Nucleare, anno zero. Arrivano i dati di Global Energy Monitor a inchiodare il mondo (e soprattutto l’Europa) a un’amara verità: sull’atomo abbiamo perso tanto di quel tempo che ripartire, oggi, rappresenta davvero una sfida gigantesca. I numeri di Gem sono a dir poco interessanti. E riferiscono che l’attuale capacità produttiva in tutto il mondo, pari a 401 gigawatt, è inferiore a quella che, nel corso degli anni, è stata via via cancellata. E, anzi, l’insieme della capacità attuale e di quella in via di dismissione (pari a 116 Gw) risulta inferiore a quella che s’è persa nel corso del tempo e che ammonta a qualcosa come 566 gigawatt.
Europa: anno zero, i numeri del nucleare
A far la parte del leone è l’Europa. Che, durante gli anni, ha cancellato qualcosa come 122 Gw di nucleare. Ne ha ancora attivi 157. Se non è un primato poco ci manca. Di sicuro, spiegano gli analisti Gem, si tratta di una capacità che risulta superiore a quella ancora attiva in ogni Paese del mondo. Un trend, però, che nonostante i buoni auspici della Commissione può solo peggiorare dal momento che in via di dismissione ci sarebbero reattori e strutture capaci di produrre almeno altri 68 gigawatt. A questo, poi, si deve aggiungere la considerazione, affatto secondaria, per cui la stragrande maggioranza delle infrastrutture nucleari del vecchio continente risulterebbero abbondantemente over 35. Si tratta del 90 per cento delle centrali e dei reattori europei.
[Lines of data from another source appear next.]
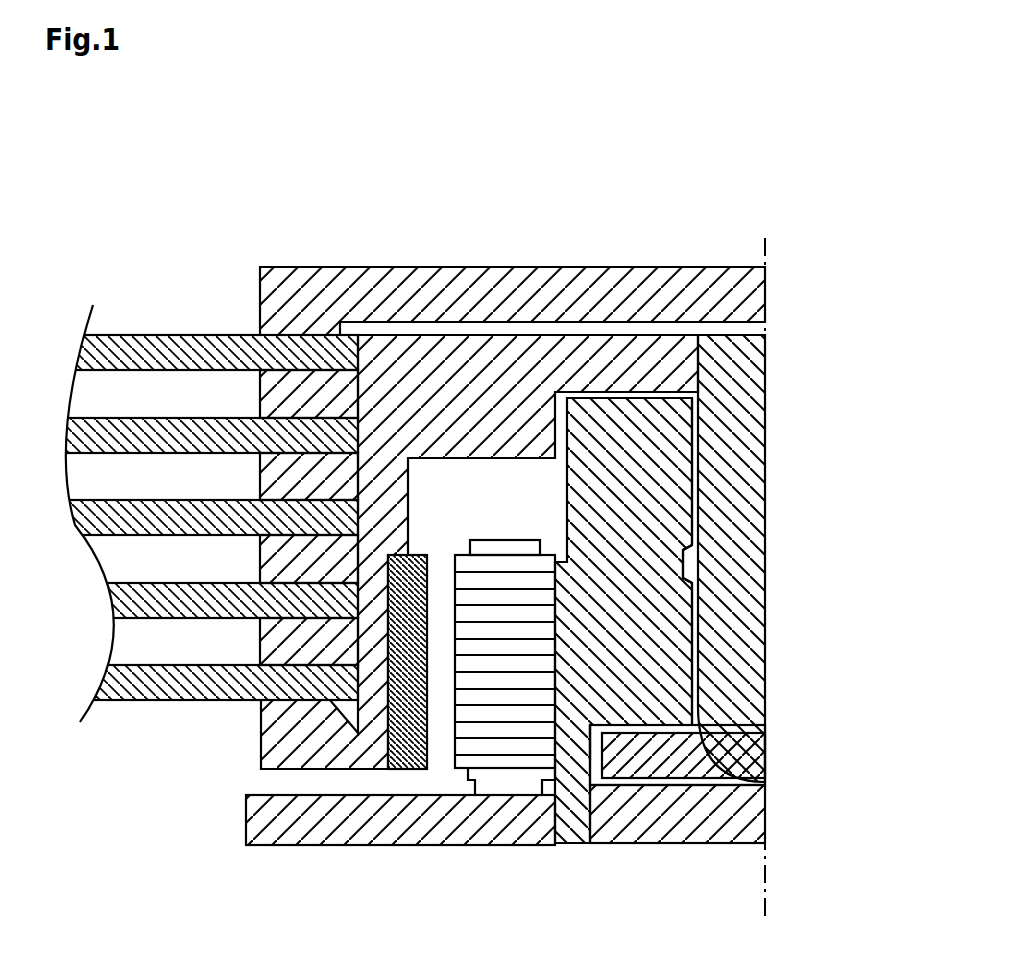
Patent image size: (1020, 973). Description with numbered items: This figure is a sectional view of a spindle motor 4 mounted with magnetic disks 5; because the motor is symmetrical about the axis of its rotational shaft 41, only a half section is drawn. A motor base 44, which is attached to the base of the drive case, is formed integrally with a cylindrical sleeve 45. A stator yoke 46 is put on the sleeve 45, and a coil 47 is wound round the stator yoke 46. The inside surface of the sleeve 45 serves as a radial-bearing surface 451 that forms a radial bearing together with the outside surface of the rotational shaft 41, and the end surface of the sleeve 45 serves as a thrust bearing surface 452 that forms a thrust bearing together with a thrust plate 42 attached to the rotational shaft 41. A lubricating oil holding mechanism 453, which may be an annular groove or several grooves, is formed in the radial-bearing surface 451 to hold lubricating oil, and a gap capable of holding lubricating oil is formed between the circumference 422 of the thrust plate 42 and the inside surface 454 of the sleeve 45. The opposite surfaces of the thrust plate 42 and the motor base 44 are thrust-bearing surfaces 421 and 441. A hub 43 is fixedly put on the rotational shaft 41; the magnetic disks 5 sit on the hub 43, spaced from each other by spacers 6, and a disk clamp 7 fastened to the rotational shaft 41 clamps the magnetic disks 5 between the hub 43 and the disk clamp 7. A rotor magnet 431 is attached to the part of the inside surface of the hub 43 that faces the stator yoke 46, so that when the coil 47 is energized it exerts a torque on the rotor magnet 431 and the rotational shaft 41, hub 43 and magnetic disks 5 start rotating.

The spindle motor 4 is at (772, 349).
The rotational shaft 41 is at (748, 445).
The thrust plate 42 is at (702, 742).
The thrust-bearing surface 421 is at (750, 727).
The circumference of the thrust plate 422 is at (611, 757).
The hub 43 is at (650, 335).
The rotor magnet 431 is at (422, 553).
The motor base 44 is at (355, 845).
The thrust-bearing surface 441 is at (765, 792).
The cylindrical sleeve 45 is at (573, 845).
The radial-bearing surface 451 is at (688, 467).
The thrust bearing surface 452 is at (640, 723).
The lubricating oil holding mechanism 453 is at (687, 565).
The inside surface of the sleeve 454 is at (584, 745).
The stator yoke 46 is at (507, 547).
The coil 47 is at (510, 760).
The magnetic disks 5 is at (187, 335).
The spacers 6 is at (262, 392).
The disk clamp 7 is at (537, 267).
L’apporto del nucleare nell’ambito della produzione energetica europea, in vent’anni, è sceso di oltre il 5% passando dal 25% stimato nel 2005 al poco meno del 20 per cento verificato nel 2024. Pesa, tra le altre cose, il calo pari al 16% che ha interessato la produzione nucleare in Francia.
L’abbandono e le chance di un ritorno all’atomo
È evidente che i dati risentono, e molto, del cambio di passo energetico stabilito nei decenni scorsi in Europa. Prima ancora che si pensasse di varare il Green Deal e di sognare un continente capace di autoalimentare il suo bisogno di energia grazie agli elementi, è stata la Germania a dare una scossa abbandonando il nucleare e aprendo la strada agli investimenti, fortissimi, nelle rinnovabili. Che oggi, secondo lo studio di Global Energy Monitor, continuano a dominare in fase di costruzione e precostruzione. Il rapporto tra eolico, solare e nucleare è a dir poco impietoso: 600 gigawatt attualmente in fase di allestimento contro i soli 9,3 Gw per l’atomo. Fosse una partita di calcio, il risultato sarebbe imbarazzante: 14-1. E, per soprammercato, va considerato che molta parte dei nuovi progetti nucleari non risultano aggiuntivi bensì sostituivi di reattori o impianti già esistenti. Insomma, il nucleare, soprattutto in Europa, sarebbe all’anno zero. Ciò, però, non vuol dire che non si possa ripartire, anzi. La preoccupazione degli analisti Gem, però, è legata agli eventuali ritardi che le opere potrebbero subire, fatto che è stato già più volte segnalato e verificato in diversi scenari e contesti, anche europei. A complicare il quadro è il fatto che, stando allo studio, sarà altamente improbabile che gli attesi Smr, gli small modular reactors su cui si basa (anche) la nuova strategia italiana verso l’atomo, vedano la luce entro il 2030. I motivi, in fondo, sono facilmente intuibili: barriere normative da scavalcare e scardinare, battaglie di opinione da giocare e costi iniziali di investimento a cui far fronte.